OK! I’m done. Done with the damn excuses.‘The bad guys will still get the guns’ ‘If they really want to kill they…
Posted by A Day in Motherhood on Thursday, February 15, 2018
I quickly turned off the TV and wiped my eyes so my daughter would not come home to tragedy. I listened to her talk about her day, sharing that she has a math test the next day, telling me she was the only one who handed out Valentine’s in her 6th grade homeroom class. I drank it in. This moment that I could lose in a moment if a gunman with an AR-15 assault riffle walked into her school and took her away from me.
When we were done with our normal after school conversation, I decided to get real. I had to know that she knew that there was a such thing as a school shooting and that my schools were preparing her as it seems inevitable that these will continue.
So I asked. ‘Katie, what do you know about school shootings?’
‘They are stupid and should not happen. They are just… stupid, Mom.’
At that time I told her about Florida and turned the TV back on.
She and I sat together and watched. We watched kids running out of the school, hands up. We watched the images of kids hugging each other, tears running down their faces. We watched paramedics working on injured kids on the sidewalk.
I did mute and cover her eyes of the live stream from kids in the building while the shooting was happening. Even I can hardly watch that. I could not do that to her.
We talked. A lot. I detail. I told her that, when she does a lock down drill at school, which our schools do several times a year, she was to follow her teacher’s instructions. She should try her best to stay calm. She should get her cell phone and call 911.
But if she was in a hallway, she should jump into a closet or a classroom. She should run away from where she thinks the shooting is happening.
She started to cry. I started to cry. The knowledge that someone could walk into her school and take her from me with a single bullet from a gun meant to shoot 45 bullets in less than seconds made me cry with anger.
So much anger.
By the time the tears had dried and the hugs had loosened it was time to go get her younger sisters from the bus stop. I decided on the way there to hold off the same conversation with my other two until the next day. When I knew a four day weekend was upon us and we had lots of time for lingering questions.
Unfortunately the thought also crossed my mind that a shooter could walk into their school tomorrow and I would always have the guilt that I did not talk to them in detail that very night.

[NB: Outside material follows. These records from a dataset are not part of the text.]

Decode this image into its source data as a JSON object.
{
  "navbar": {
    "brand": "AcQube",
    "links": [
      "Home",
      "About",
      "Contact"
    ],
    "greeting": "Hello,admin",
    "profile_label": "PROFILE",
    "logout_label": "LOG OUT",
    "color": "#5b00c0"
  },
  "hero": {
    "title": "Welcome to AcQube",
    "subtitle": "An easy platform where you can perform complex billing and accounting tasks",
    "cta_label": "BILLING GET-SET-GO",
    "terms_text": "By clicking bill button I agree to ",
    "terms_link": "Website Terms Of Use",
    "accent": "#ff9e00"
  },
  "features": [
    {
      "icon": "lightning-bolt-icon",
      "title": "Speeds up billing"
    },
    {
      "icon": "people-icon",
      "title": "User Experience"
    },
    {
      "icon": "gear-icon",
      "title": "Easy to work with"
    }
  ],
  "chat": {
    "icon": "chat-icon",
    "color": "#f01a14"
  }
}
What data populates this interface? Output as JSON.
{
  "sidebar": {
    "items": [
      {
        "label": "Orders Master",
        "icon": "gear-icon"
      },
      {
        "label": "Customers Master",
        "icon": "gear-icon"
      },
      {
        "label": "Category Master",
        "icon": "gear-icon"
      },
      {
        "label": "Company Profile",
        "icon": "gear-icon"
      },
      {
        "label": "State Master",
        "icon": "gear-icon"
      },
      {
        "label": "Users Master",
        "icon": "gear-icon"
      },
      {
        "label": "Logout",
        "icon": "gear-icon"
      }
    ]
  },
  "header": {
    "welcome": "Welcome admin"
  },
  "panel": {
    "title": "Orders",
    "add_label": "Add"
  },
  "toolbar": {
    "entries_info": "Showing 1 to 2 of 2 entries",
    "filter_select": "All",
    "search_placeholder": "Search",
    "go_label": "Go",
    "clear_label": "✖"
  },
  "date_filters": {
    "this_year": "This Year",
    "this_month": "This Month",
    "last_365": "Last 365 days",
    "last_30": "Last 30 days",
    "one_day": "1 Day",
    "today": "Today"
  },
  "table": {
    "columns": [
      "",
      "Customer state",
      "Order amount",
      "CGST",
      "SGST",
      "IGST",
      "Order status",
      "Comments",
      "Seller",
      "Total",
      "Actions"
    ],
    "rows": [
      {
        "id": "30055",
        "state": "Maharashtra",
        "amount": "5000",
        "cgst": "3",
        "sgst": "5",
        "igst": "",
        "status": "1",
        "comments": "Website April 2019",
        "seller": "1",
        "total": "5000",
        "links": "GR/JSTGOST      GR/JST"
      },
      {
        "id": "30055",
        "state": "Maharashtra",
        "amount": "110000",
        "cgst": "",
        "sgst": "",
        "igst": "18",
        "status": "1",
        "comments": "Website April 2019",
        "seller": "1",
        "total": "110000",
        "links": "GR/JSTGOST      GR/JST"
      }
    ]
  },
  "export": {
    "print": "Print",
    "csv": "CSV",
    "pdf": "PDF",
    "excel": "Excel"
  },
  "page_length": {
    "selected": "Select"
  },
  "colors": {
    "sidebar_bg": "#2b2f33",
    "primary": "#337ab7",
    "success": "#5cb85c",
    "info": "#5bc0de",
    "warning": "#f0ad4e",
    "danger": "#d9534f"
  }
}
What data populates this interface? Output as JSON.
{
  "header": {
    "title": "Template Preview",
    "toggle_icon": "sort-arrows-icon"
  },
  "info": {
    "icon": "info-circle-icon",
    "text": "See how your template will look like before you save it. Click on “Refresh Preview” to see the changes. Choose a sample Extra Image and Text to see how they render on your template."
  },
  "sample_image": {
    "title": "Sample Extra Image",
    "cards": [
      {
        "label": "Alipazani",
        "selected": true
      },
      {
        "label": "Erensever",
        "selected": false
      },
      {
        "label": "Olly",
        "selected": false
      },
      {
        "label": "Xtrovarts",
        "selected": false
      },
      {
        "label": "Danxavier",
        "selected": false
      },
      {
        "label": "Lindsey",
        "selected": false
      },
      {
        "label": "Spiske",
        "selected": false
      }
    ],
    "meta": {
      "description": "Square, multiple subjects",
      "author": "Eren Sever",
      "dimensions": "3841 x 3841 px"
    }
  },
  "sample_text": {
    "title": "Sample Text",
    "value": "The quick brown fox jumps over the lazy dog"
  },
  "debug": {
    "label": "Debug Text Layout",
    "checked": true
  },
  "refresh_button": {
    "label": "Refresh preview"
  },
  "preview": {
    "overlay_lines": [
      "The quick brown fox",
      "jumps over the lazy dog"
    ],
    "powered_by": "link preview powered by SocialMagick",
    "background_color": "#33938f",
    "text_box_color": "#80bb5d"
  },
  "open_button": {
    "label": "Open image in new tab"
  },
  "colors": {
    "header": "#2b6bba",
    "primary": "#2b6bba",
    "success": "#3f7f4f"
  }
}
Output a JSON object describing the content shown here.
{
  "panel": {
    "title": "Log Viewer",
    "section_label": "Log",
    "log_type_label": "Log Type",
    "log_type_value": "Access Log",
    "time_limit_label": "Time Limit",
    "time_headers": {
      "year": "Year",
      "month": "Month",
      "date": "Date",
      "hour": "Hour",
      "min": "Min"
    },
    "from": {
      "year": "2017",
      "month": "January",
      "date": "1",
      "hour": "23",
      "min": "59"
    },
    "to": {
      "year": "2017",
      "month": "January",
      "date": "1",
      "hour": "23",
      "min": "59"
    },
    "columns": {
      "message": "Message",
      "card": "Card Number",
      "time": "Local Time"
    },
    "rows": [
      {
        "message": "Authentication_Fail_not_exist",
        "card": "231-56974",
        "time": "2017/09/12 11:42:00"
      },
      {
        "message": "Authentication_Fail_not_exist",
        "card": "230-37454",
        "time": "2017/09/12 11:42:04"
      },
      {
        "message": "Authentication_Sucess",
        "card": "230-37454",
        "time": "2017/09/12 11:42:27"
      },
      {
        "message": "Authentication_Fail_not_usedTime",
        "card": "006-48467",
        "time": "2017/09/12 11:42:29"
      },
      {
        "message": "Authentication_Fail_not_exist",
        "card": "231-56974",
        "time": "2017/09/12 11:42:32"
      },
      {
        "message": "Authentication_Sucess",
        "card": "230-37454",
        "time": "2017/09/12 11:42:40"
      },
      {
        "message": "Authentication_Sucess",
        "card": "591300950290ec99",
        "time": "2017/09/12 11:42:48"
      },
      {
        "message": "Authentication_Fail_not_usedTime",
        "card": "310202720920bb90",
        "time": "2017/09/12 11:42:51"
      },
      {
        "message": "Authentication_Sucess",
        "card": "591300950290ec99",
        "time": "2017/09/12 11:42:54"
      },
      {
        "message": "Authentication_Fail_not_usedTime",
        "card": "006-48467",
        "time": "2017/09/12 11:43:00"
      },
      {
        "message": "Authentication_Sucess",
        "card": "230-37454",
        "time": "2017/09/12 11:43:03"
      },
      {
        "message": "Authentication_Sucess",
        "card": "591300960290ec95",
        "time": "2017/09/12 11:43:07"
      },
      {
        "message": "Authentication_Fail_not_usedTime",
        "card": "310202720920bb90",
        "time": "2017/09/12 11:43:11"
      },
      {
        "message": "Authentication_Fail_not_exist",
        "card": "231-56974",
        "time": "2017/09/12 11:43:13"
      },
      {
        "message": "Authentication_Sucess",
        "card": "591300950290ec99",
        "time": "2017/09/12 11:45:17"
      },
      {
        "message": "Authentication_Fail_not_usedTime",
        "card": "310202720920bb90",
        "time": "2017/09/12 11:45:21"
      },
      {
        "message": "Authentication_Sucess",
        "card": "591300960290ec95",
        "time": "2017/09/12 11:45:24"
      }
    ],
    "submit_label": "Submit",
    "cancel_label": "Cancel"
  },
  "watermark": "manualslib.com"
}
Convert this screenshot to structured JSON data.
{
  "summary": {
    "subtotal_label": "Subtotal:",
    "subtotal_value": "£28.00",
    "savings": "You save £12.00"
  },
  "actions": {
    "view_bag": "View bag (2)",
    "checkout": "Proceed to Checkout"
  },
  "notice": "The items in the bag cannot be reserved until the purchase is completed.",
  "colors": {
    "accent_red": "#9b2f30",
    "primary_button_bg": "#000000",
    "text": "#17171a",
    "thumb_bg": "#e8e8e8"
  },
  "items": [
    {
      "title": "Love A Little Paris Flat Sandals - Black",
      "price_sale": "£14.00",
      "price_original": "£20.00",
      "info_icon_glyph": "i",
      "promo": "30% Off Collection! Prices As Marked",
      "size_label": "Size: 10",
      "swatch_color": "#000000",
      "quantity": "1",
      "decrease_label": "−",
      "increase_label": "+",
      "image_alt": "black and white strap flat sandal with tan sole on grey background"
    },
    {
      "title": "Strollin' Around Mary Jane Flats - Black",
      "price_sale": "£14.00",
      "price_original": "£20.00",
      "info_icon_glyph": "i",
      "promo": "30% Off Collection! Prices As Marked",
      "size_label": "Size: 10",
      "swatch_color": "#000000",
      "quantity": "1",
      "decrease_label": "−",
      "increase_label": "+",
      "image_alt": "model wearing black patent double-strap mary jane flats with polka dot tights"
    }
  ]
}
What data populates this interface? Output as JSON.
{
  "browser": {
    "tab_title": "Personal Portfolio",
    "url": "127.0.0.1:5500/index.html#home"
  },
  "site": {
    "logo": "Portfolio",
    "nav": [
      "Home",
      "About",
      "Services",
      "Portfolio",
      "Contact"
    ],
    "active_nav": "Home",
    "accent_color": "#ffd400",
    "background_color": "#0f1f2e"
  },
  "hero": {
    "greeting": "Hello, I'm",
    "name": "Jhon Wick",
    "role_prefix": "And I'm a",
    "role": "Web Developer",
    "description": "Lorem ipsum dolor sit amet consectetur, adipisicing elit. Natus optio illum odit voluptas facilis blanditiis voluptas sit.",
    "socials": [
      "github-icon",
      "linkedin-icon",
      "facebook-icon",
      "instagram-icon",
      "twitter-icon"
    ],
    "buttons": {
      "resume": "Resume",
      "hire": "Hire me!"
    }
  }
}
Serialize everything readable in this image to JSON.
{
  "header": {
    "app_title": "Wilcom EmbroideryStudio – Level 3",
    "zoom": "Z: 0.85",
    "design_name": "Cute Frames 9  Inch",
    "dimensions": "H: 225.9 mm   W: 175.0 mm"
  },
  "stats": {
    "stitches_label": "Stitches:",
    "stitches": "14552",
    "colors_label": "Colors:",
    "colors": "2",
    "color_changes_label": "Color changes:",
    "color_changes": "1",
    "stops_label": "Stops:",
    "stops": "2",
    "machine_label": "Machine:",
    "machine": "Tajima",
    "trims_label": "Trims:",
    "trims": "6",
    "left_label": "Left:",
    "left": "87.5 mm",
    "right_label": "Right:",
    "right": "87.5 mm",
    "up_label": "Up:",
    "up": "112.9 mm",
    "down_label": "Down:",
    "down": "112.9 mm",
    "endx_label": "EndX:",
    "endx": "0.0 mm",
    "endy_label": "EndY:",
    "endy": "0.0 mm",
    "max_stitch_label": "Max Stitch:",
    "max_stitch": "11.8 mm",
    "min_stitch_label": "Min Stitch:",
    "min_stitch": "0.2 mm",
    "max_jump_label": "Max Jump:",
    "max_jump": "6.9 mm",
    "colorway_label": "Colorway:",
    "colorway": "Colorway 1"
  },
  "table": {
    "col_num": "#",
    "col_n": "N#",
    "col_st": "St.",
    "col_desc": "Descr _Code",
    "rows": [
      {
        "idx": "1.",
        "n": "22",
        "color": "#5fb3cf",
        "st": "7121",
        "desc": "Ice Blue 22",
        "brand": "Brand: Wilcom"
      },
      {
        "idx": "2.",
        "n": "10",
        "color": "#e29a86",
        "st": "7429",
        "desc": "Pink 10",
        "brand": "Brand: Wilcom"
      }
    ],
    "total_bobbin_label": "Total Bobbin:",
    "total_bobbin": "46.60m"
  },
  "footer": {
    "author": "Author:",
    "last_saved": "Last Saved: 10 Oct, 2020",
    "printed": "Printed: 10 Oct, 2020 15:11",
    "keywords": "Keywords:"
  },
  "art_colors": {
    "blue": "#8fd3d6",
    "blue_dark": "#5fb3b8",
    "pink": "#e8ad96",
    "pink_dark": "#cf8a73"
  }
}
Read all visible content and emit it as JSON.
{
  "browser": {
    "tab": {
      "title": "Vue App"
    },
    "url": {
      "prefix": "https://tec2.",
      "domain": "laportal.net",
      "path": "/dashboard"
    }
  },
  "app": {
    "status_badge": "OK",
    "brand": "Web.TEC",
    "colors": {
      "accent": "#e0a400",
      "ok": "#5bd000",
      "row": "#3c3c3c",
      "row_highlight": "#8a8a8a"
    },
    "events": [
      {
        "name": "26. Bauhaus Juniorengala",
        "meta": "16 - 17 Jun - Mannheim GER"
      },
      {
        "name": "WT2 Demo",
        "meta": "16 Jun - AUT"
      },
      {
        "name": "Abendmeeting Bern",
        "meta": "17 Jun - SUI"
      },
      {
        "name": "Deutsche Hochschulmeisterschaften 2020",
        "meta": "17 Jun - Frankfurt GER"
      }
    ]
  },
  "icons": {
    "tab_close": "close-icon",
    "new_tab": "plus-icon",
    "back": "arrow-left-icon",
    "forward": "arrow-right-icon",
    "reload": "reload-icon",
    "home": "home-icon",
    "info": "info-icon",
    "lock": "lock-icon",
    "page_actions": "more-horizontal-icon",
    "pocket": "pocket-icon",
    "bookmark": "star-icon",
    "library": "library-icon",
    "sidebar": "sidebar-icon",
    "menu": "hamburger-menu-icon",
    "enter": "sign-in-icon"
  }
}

When I do talk to them, it will be without the TV, though. I don’t think an 8 and 10 year old need to see the trauma. But I will show them photos of the kids leaving the school. I will show them escape plans posted on their schools website. I will tell them the same thing I told my oldest.
Pay attention during drills. It can happen and your best defense is being prepared.
My 11, 10 and 8 year old have to know that. My 11, 10 and 8 year old have to know that anyone can buy an assault rifle before they can buy beer. That anyone can walk into a school and unload shots into them despite posting on online sites that they are a violent person with an obsession to kill. That we can’t take liquids on an airplane because of one person but that kids dying in schools means nothing.
I, as a parent, have to know that everyday I could lose them. At school. At any time.